Приезжая на сессии, она жила у своей тетки-москвички.
Хрупкую нежную Лизу было невозможно представить в смрадной клоаке, обители пьянства и разврата, какой являлась многоописанная «литобщага».
Она там казалась бы лилией, выросшей на компостной куче… и потому росла в другом месте.
Но зачем милая Лиза – не имея намерений! – одевалась, как нескромная девица. И не стеснялась, когда мы ее еще более нескромно рассматривали.
Наверное, ей было свойственно имманентное стремление к эпатажу, выражавшееся в поддразнивании сильной половины нашего курса.
И, не сомневаюсь, что ей, озорной девчонке и настоящей женщине, подсознательно льстило мужское внимание. Даже от таких великовозрастных придурков, какими по сути были все мы, выше поименованные.
* * *
А внимание проявлялось при любых обстоятельствах; к девушке с такими ногами не проявляться оно не могло.

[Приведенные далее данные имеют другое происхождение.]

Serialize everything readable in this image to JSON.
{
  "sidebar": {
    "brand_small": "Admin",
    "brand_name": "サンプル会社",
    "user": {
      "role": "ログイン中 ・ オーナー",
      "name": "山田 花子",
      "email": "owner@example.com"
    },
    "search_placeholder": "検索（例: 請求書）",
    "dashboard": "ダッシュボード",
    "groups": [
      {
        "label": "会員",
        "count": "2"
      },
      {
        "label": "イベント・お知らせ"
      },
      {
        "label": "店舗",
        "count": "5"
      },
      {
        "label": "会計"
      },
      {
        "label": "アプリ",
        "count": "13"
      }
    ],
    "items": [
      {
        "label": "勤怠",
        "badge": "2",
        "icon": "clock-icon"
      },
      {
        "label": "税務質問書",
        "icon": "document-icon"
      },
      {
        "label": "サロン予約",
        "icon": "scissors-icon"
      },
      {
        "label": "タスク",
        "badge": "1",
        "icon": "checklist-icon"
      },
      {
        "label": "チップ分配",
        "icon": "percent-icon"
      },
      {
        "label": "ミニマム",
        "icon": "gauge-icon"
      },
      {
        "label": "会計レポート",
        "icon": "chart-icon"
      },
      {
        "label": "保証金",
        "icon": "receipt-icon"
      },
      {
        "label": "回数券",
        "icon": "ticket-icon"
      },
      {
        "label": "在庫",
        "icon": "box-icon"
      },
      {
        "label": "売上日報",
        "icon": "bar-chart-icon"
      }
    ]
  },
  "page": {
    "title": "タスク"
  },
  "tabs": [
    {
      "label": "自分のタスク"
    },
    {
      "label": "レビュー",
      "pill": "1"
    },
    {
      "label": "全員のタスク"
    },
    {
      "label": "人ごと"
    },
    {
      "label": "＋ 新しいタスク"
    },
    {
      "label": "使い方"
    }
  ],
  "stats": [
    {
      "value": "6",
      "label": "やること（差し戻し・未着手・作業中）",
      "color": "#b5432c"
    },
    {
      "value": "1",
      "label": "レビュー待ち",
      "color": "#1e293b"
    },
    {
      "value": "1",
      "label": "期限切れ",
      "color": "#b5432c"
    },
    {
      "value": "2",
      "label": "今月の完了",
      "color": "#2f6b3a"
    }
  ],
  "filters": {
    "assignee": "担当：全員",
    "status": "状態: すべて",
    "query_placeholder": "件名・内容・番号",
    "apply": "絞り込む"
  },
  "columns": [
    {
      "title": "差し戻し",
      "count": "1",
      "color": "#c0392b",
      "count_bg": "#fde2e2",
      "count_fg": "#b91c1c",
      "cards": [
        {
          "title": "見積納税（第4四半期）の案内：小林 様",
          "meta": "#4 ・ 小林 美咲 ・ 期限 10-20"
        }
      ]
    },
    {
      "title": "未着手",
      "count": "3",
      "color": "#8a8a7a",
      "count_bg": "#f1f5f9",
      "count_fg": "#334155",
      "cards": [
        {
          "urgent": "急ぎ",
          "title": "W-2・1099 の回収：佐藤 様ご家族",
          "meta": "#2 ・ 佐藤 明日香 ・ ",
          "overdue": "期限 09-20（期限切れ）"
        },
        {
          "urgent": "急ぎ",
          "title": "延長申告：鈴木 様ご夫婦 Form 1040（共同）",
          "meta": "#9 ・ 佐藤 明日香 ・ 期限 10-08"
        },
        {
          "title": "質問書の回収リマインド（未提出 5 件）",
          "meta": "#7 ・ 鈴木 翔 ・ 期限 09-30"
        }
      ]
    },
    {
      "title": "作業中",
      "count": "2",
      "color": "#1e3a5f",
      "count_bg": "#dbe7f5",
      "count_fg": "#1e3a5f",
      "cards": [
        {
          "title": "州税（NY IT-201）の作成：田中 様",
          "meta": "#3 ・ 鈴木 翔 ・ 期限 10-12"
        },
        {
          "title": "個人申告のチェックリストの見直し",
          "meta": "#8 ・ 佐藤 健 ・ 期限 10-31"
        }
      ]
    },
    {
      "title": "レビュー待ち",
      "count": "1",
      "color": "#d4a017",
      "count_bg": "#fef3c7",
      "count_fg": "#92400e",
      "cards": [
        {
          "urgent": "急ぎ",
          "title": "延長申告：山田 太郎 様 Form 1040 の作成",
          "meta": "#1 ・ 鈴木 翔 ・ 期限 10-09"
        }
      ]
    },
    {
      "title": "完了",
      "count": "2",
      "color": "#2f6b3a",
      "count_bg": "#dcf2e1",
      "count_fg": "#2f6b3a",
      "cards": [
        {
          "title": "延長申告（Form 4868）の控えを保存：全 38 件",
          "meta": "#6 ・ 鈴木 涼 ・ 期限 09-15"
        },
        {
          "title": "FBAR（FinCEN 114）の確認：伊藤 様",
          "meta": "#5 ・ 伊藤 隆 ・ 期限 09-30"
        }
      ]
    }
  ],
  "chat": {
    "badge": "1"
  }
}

Один из моих любимых писателей, эстонец Энн Ветемаа, в маленьком романе «Монумент» примерно то же самое (хоть и происходящее в среде не литераторов, а скульпторов) описывал так:
«Когда чернокосая Людмила, единственная девушка в нашей группе, нагибалась над ящиком с глиной, мы все впивались взглядом в ее шелковистые подколенки…»
Лиза принимала усиленные (и… не только словесные) знаки адекватно.
Фыркала по-кошачьи, вращала глазищами, отвечала что-то резкое, порой царапалась – но не гнала никого прочь, не выбиралась из толпы почитателей.
Да и на лекциях не возражала, когда кто-нибудь садился с нею рядом.
Ведь по сути дела ничего плохого никто из нас Лизе не делал и даже пошлостей не говорил – а овеществленное эстетическое удовольствие не может не волновать настоящего поэта.